Navy Strength Gin is quite simply, one of the best ideas ever. Sure, it wasn’t borne out of necessarily good times, but sometimes the end justifies the means…
Let’s go back to the 18th century. Gin is immensely popular in the United Kingdom and the Royal Navy actually legislates that a certain quantity of gin must be on board every vessel as they tootle about the globe colonising most corners, twirling their moustaches, being rude to the natives and possibly catching the odd bout of scurvy or malaria on the way.
Gin was thought to be panacea to many things encountered by those sailing the high seas.
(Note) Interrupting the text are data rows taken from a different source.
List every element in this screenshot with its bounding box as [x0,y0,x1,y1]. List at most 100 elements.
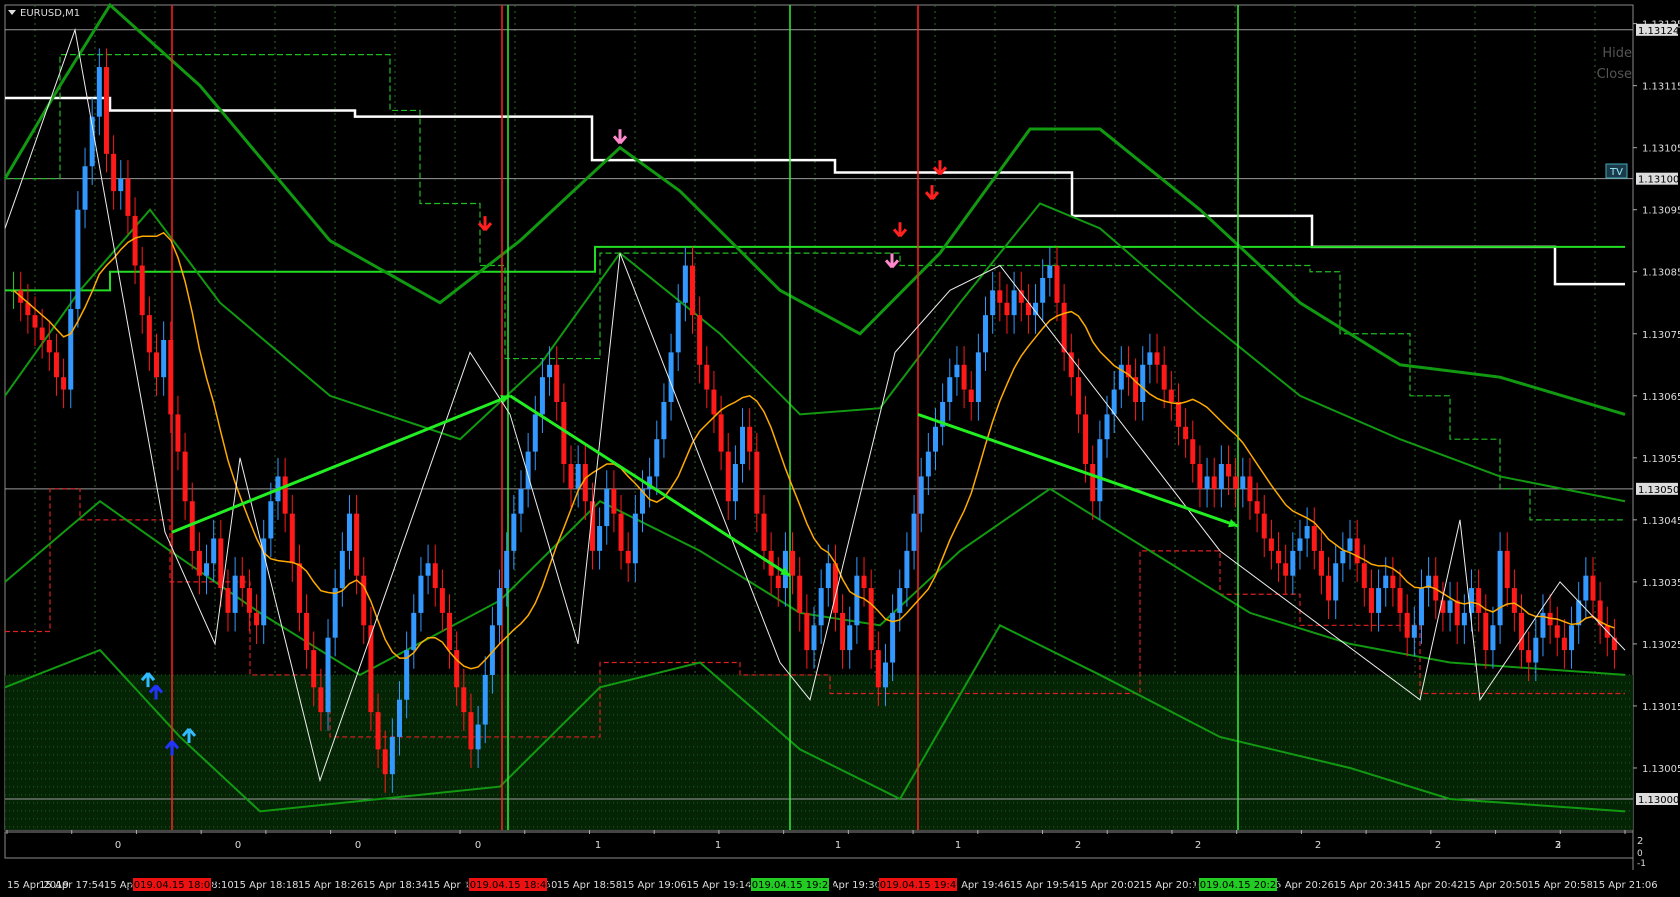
candle-body [447,612,453,651]
sub-pane-frame [4,831,1634,859]
candle-body [61,377,67,390]
candle-body [1018,290,1024,303]
candle-body [904,550,910,589]
candle-body [1397,588,1403,613]
candle-body [146,315,152,353]
trading-chart-window[interactable]: 1.131251.131151.131051.130951.130851.130… [0,0,1680,897]
hide-button[interactable]: Hide [1602,46,1632,61]
candle-body [947,377,953,402]
candle-body [132,215,138,266]
y-tick-label: 1.13095 [1642,206,1680,217]
candle-body [482,674,488,725]
candle-body [1140,364,1146,402]
candle-body [325,637,331,713]
x-tick-label: 15 Apr 18:18 [233,880,298,891]
tv-badge[interactable]: TV [1609,167,1623,178]
candle-body [697,315,703,365]
candle-body [1204,476,1210,489]
candle-body [1061,302,1067,353]
candle-body [161,339,167,378]
candle-body [139,265,145,316]
time-marker-label: 2019.04.15 19:40 [873,880,962,891]
candle-body [425,563,431,576]
subwindow-count: 0 [355,840,361,851]
candle-body [632,513,638,564]
x-tick-label: 15 Apr 20:42 [1398,880,1463,891]
candle-body [1476,588,1482,613]
candle-body [1347,538,1353,551]
candle-body [882,662,888,688]
price-chart[interactable]: 1.131251.131151.131051.130951.130851.130… [0,0,1680,897]
candle-body [103,67,109,154]
candle-body [332,588,338,638]
y-tick-label: 1.13025 [1642,640,1680,651]
candle-body [968,389,974,402]
candle-body [1268,538,1274,551]
candle-body [861,575,867,589]
candle-body [468,712,474,750]
candle-body [897,588,903,613]
candle-body [1304,526,1310,539]
price-tag-label: 1.13000 [1638,795,1679,806]
candle-body [1554,625,1560,638]
candle-body [196,550,202,576]
candle-body [1311,526,1317,551]
price-tag-label: 1.13050 [1638,485,1679,496]
candle-body [361,575,367,626]
subwindow-count: 0 [235,840,241,851]
candle-body [668,352,674,402]
candle-body [1569,625,1575,651]
candle-body [554,364,560,402]
candle-body [439,588,445,613]
candle-body [990,290,996,316]
candle-body [418,575,424,613]
candle-body [1154,352,1160,365]
candle-body [911,513,917,551]
x-tick-label: 15 Apr 17:54 [39,880,104,891]
candle-body [1047,265,1053,278]
candle-body [1075,377,1081,415]
candle-body [1283,563,1289,576]
candle-body [296,563,302,613]
candle-body [396,699,402,737]
candle-body [797,575,803,613]
candle-body [411,612,417,651]
candle-body [1526,650,1532,663]
collapse-triangle-icon[interactable] [8,10,16,15]
y-tick-label: 1.13015 [1642,702,1680,713]
candle-body [182,451,188,502]
candle-body [1390,575,1396,589]
candle-body [268,501,274,539]
candle-body [725,451,731,502]
candle-body [304,612,310,651]
candle-body [661,401,667,440]
candle-body [1254,501,1260,514]
x-tick-label: 15 Apr 19:54 [1010,880,1075,891]
candle-body [53,352,59,378]
subwindow-count: 1 [955,840,961,851]
candle-body [375,712,381,750]
pink-arrow-icon [884,253,900,269]
candle-body [618,513,624,551]
candle-body [1040,277,1046,303]
candle-body [961,364,967,390]
candle-body [218,538,224,589]
time-marker-label: 2019.04.15 18:49 [463,880,552,891]
candle-body [1147,352,1153,365]
candle-body [454,650,460,688]
candle-body [1004,302,1010,316]
candle-body [690,265,696,316]
candle-body [204,563,210,576]
candle-body [818,588,824,626]
x-tick-label: 15 Apr 20:50 [1463,880,1528,891]
subwindow-axis-label: 0 [1637,849,1643,859]
candle-body [318,687,324,713]
close-button[interactable]: Close [1597,67,1632,82]
y-tick-label: 1.13045 [1642,516,1680,527]
candle-body [354,513,360,576]
candle-body [475,724,481,750]
subwindow-count: 1 [835,840,841,851]
subwindow-count: 1 [595,840,601,851]
candle-body [854,575,860,626]
candle-body [1183,426,1189,440]
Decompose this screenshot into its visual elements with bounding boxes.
The gimlet was invented by a doctor in the Royal Navy to ward off scurvy – a simple drink: gin to fortify and Roses Lime cordial to immunize. Genius, and delicious to boot. And it seemed only logical for those prone to the ravages of malaria to mix their quinine, the basis of tonic water, with gin for the same purposes. And thus, the gin and tonic was born.
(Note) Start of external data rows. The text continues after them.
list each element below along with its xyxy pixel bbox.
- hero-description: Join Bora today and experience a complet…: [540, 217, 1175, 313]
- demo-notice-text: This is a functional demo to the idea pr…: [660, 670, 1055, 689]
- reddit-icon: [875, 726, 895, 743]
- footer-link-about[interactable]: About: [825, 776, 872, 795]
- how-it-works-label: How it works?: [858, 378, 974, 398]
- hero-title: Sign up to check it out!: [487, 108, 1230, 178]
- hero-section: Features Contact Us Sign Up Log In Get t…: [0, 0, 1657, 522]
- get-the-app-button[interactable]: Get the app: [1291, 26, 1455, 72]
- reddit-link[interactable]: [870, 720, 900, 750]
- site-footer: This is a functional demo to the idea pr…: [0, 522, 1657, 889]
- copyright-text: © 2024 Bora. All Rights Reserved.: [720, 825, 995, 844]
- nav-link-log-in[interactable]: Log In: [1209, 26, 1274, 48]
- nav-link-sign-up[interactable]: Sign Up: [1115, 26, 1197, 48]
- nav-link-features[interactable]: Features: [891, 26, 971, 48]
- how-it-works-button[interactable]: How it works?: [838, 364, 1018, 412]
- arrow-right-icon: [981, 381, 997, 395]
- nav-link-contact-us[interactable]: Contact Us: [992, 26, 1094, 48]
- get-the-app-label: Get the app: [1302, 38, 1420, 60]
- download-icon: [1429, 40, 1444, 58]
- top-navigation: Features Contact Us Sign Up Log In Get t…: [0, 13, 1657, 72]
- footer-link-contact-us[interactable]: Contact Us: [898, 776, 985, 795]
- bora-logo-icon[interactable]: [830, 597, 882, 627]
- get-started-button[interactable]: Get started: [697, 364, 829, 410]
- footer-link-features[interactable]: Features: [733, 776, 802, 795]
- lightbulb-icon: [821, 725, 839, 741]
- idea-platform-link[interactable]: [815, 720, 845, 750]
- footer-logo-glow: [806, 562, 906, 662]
But (not unsurprisingly) there were nefarious activities aboard these vessels, and on the docks, and several of the more gin-savvy officers of the Royal Navy began to suspect their supplies of gin were being diluted by avaricious distillers or dodgy wholesale merchants.
Sub-standard gin was not acceptable (these officers had their priorities dead right). As it turned out, often the gin was stored below deck adjacent to the gunpowder and some savvy officers began to realize a simple fact: if the gin spilt onto the gunpowder and the gunpowder smoked or failed to light at all, it was diluted gin. Only if the gunpowder still lit was the gin at least 114 proof (or as we know it today, 57% ABV).
And so it became known as Navy Strength. After a time the officers of the navy used this simple test to ensure they were getting gin of the proper strength. In fact, it was gunpowder proof.